New Research Links Art and Academic Achievement, Meanwhile Arts Ed on the Decline
By: Anna Joranger
April 16-17 (this past Tuesday and Wednesday) marked the 25th Annual Arts Advocacy Day, when advocates and leaders from arts organizations across the country convened in Washington, DC to discuss how we can ensure that public policy supports a thriving arts scene.
Two studies released in recent weeks highlight the importance of Arts Advocacy Day and other measures to call attention to the arts. The first is Arts Education in Public Elementary and Secondary Schools 1999-2000 and 2009-2010, from the US Department of Education’s National Center for Education Statistics (NCES). This study sums up what we already knew: Arts education offerings have noticeably declined in public schools over the past ten years.
The other study, Arts and Achievement in At-Risk Youth, examines Low Socioeconomic Status students (low SES) and High Socioeconomic Status students (high SES) to see how each group performs when offered higher and lower levels of arts education.

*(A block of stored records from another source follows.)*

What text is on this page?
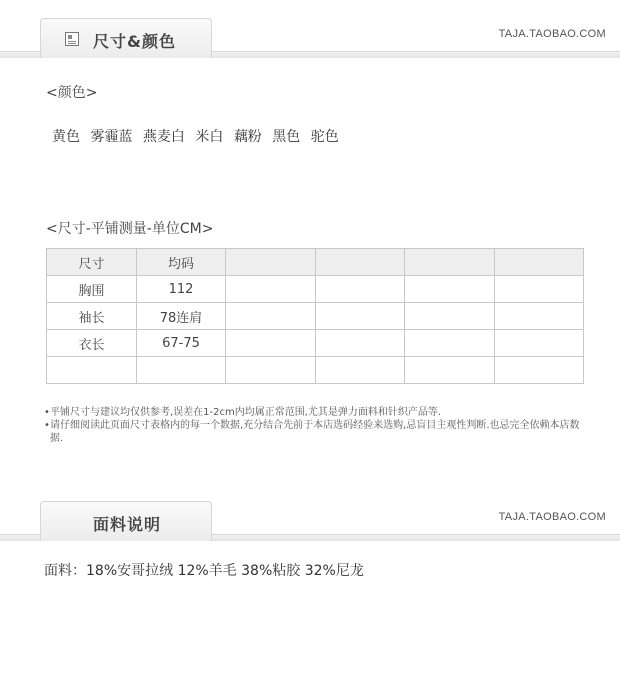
尺寸&颜色	TAJA.TAOBAO.COM
<颜色>
黄色 雾霾蓝 燕麦白 米白 藕粉 黑色 驼色
<尺寸-平铺测量-单位CM>
尺寸	均码				
胸围	112				
袖长	78连肩				
衣长	67-75				

• 平铺尺寸与建议均仅供参考,误差在1-2cm内均属正常范围,尤其是弹力面料和针织产品等.
• 请仔细阅读此页面尺寸表格内的每一个数据,充分结合先前于本店选码经验来选购,忌盲目主观性判断.也忌完全依赖本店数据.
面料说明	TAJA.TAOBAO.COM
面料：18%安哥拉绒 12%羊毛 38%粘胶 32%尼龙
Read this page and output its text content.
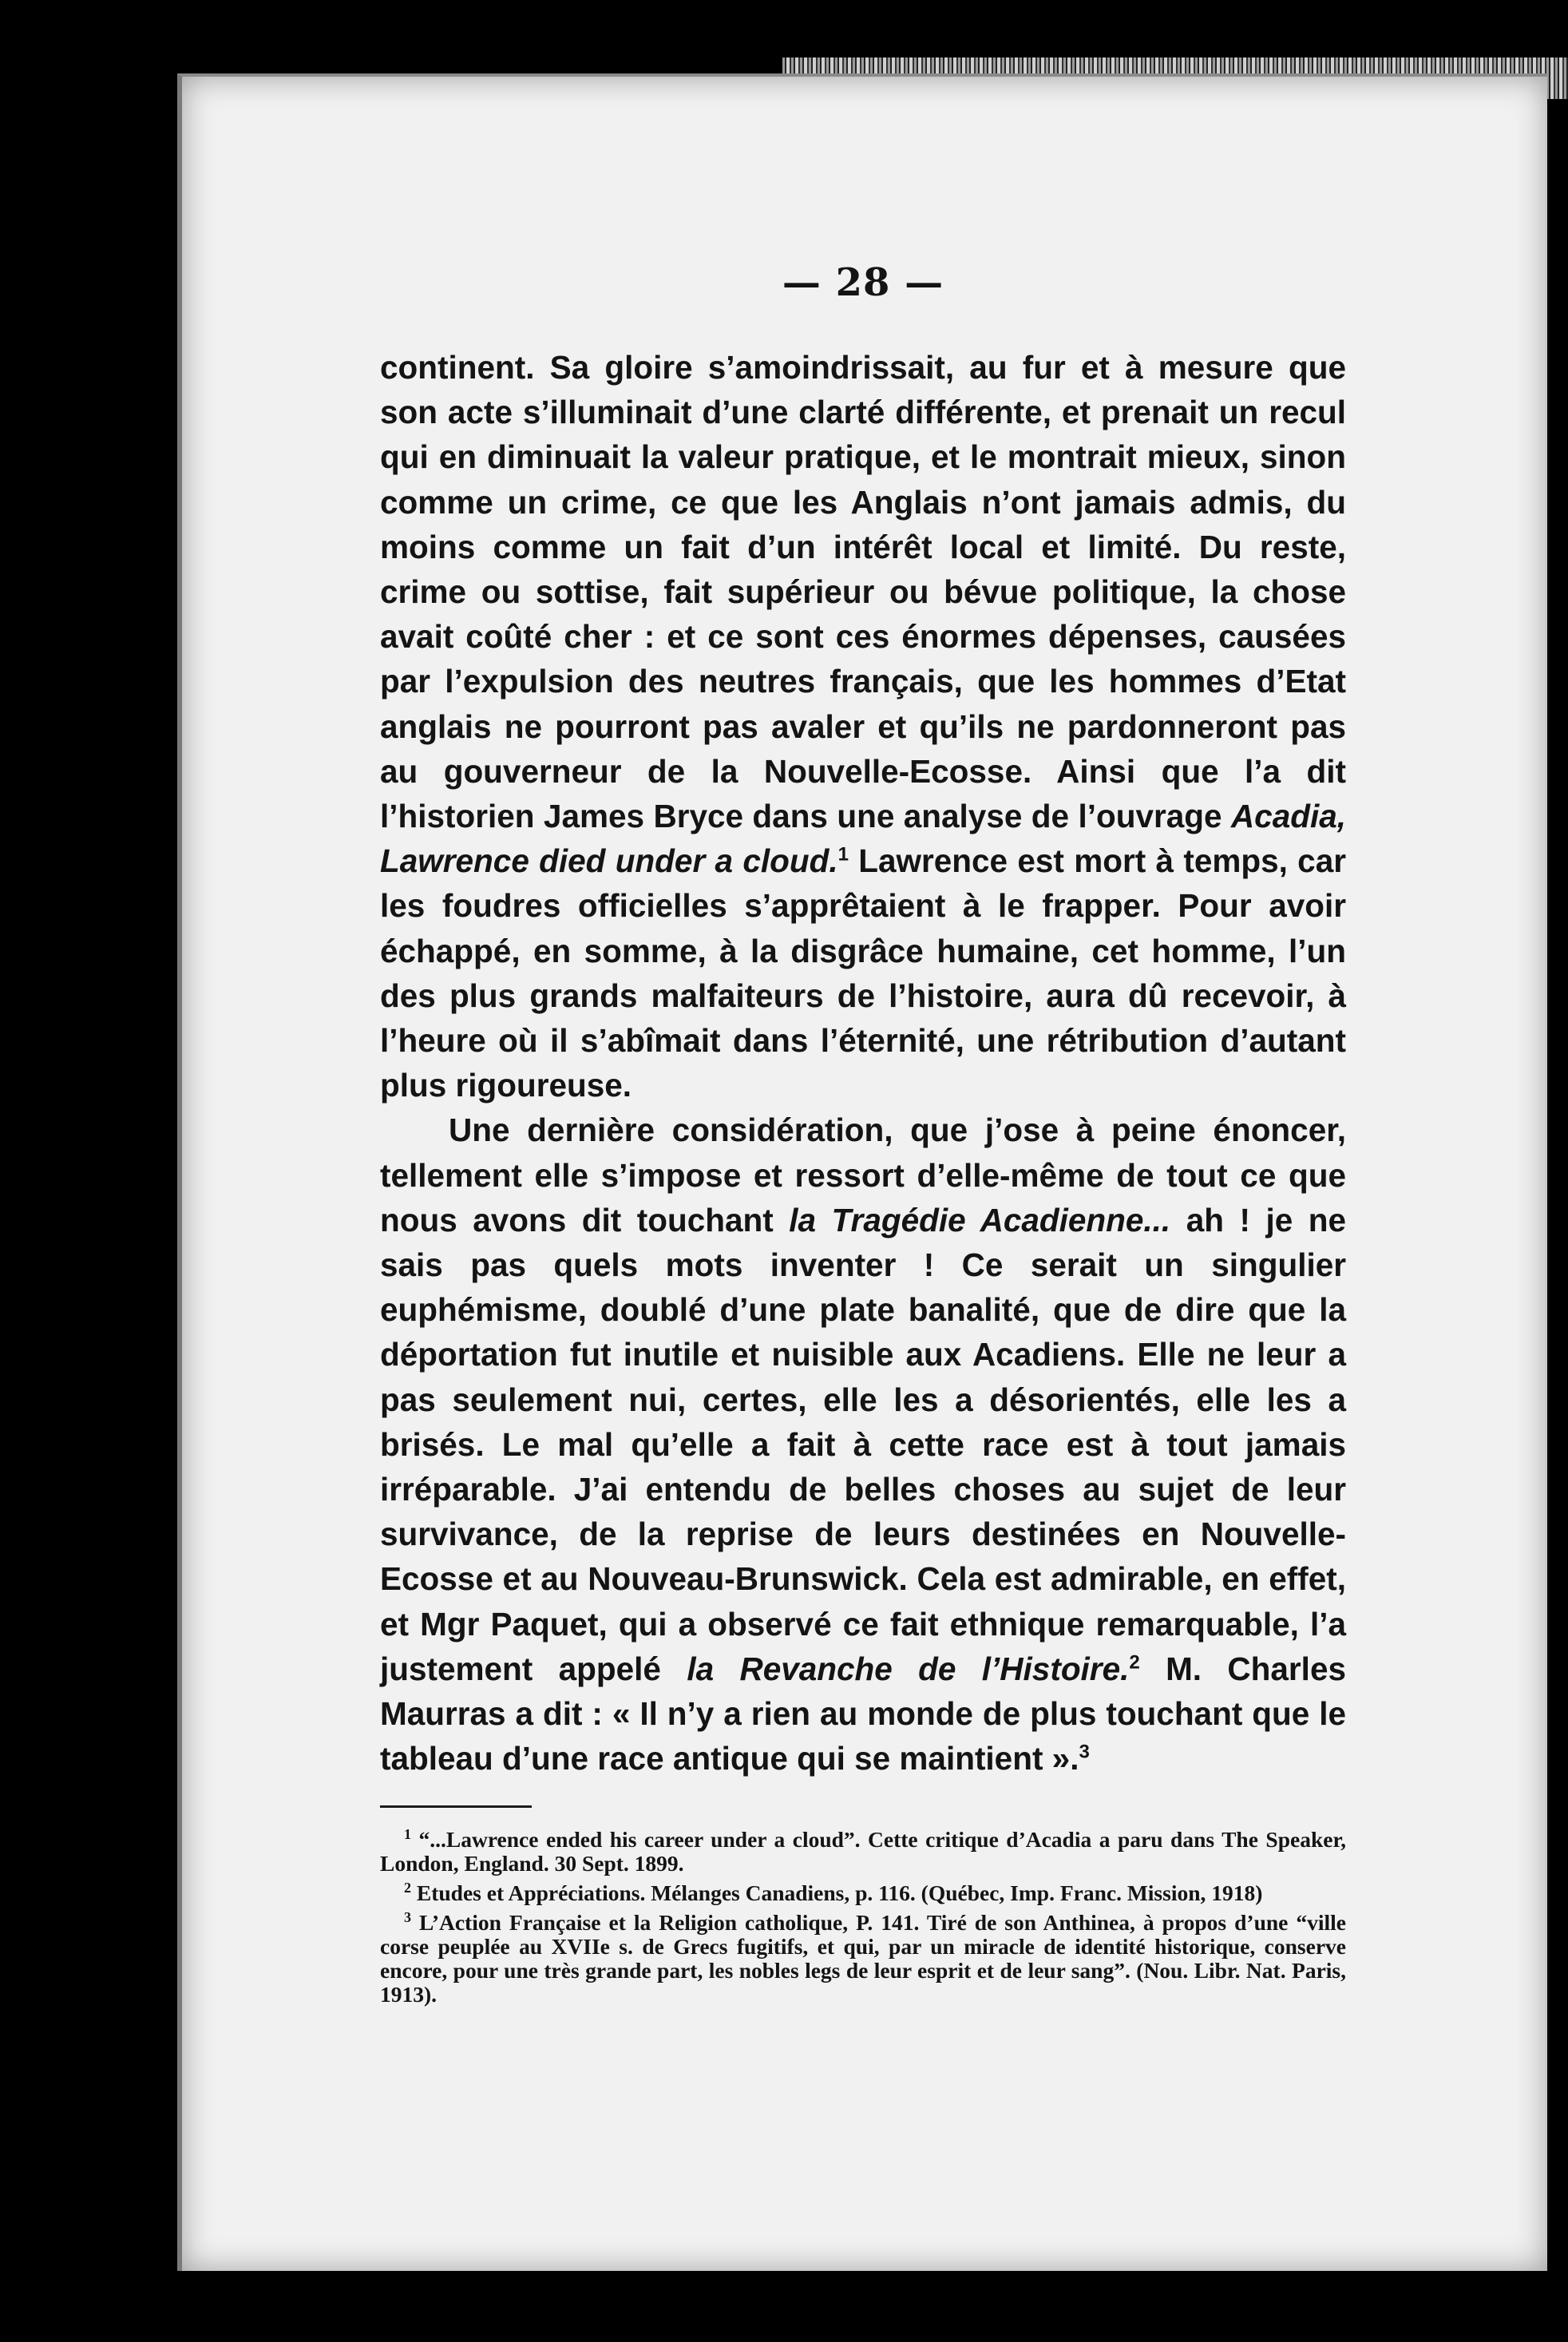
— 28 —

continent. Sa gloire s’amoindrissait, au fur et à mesure que son acte s’illuminait d’une clarté différente, et prenait un recul qui en diminuait la valeur pratique, et le montrait mieux, sinon comme un crime, ce que les Anglais n’ont jamais admis, du moins comme un fait d’un intérêt local et limité. Du reste, crime ou sottise, fait supérieur ou bévue politique, la chose avait coûté cher : et ce sont ces énormes dépenses, causées par l’expulsion des neutres français, que les hommes d’Etat anglais ne pourront pas avaler et qu’ils ne pardonneront pas au gouverneur de la Nouvelle-Ecosse. Ainsi que l’a dit l’historien James Bryce dans une analyse de l’ouvrage Acadia, Lawrence died under a cloud.$^1$ Lawrence est mort à temps, car les foudres officielles s’apprêtaient à le frapper. Pour avoir échappé, en somme, à la disgrâce humaine, cet homme, l’un des plus grands malfaiteurs de l’histoire, aura dû recevoir, à l’heure où il s’abîmait dans l’éternité, une rétribution d’autant plus rigoureuse.

Une dernière considération, que j’ose à peine énoncer, tellement elle s’impose et ressort d’elle-même de tout ce que nous avons dit touchant la Tragédie Acadienne... ah ! je ne sais pas quels mots inventer ! Ce serait un singulier euphémisme, doublé d’une plate banalité, que de dire que la déportation fut inutile et nuisible aux Acadiens. Elle ne leur a pas seulement nui, certes, elle les a désorientés, elle les a brisés. Le mal qu’elle a fait à cette race est à tout jamais irréparable. J’ai entendu de belles choses au sujet de leur survivance, de la reprise de leurs destinées en Nouvelle-Ecosse et au Nouveau-Brunswick. Cela est admirable, en effet, et Mgr Paquet, qui a observé ce fait ethnique remarquable, l’a justement appelé la Revanche de l’Histoire.$^2$ M. Charles Maurras a dit : « Il n’y a rien au monde de plus touchant que le tableau d’une race antique qui se maintient ».$^3$

$^1$ “...Lawrence ended his career under a cloud”. Cette critique d’Acadia a paru dans The Speaker, London, England. 30 Sept. 1899.

$^2$ Etudes et Appréciations. Mélanges Canadiens, p. 116. (Québec, Imp. Franc. Mission, 1918)

$^3$ L’Action Française et la Religion catholique, P. 141. Tiré de son Anthinea, à propos d’une “ville corse peuplée au XVIIe s. de Grecs fugitifs, et qui, par un miracle de identité historique, conserve encore, pour une très grande part, les nobles legs de leur esprit et de leur sang”. (Nou. Libr. Nat. Paris, 1913).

Both groups experienced higher achievement when provided with more arts ed opportunities, but for low SES students the results proved especially startling. Low SES/high arts exposure students made enormous leaps in achievement compared with low SES/low arts students – including everything from graduation rates to grade point average. In short, low SES students benefit from the arts in particularly significant ways.
Taken together, these two studies paint a dramatic picture of how arts education, a part of the school day that has high impact on under-performing schools, is being forced off the grid at the expense of students who need it most. As Jennifer Glinzak said in her ARTSblog post on the subject: “When these studies are married, their effectiveness as a tool for advocacy becomes undeniably clear.”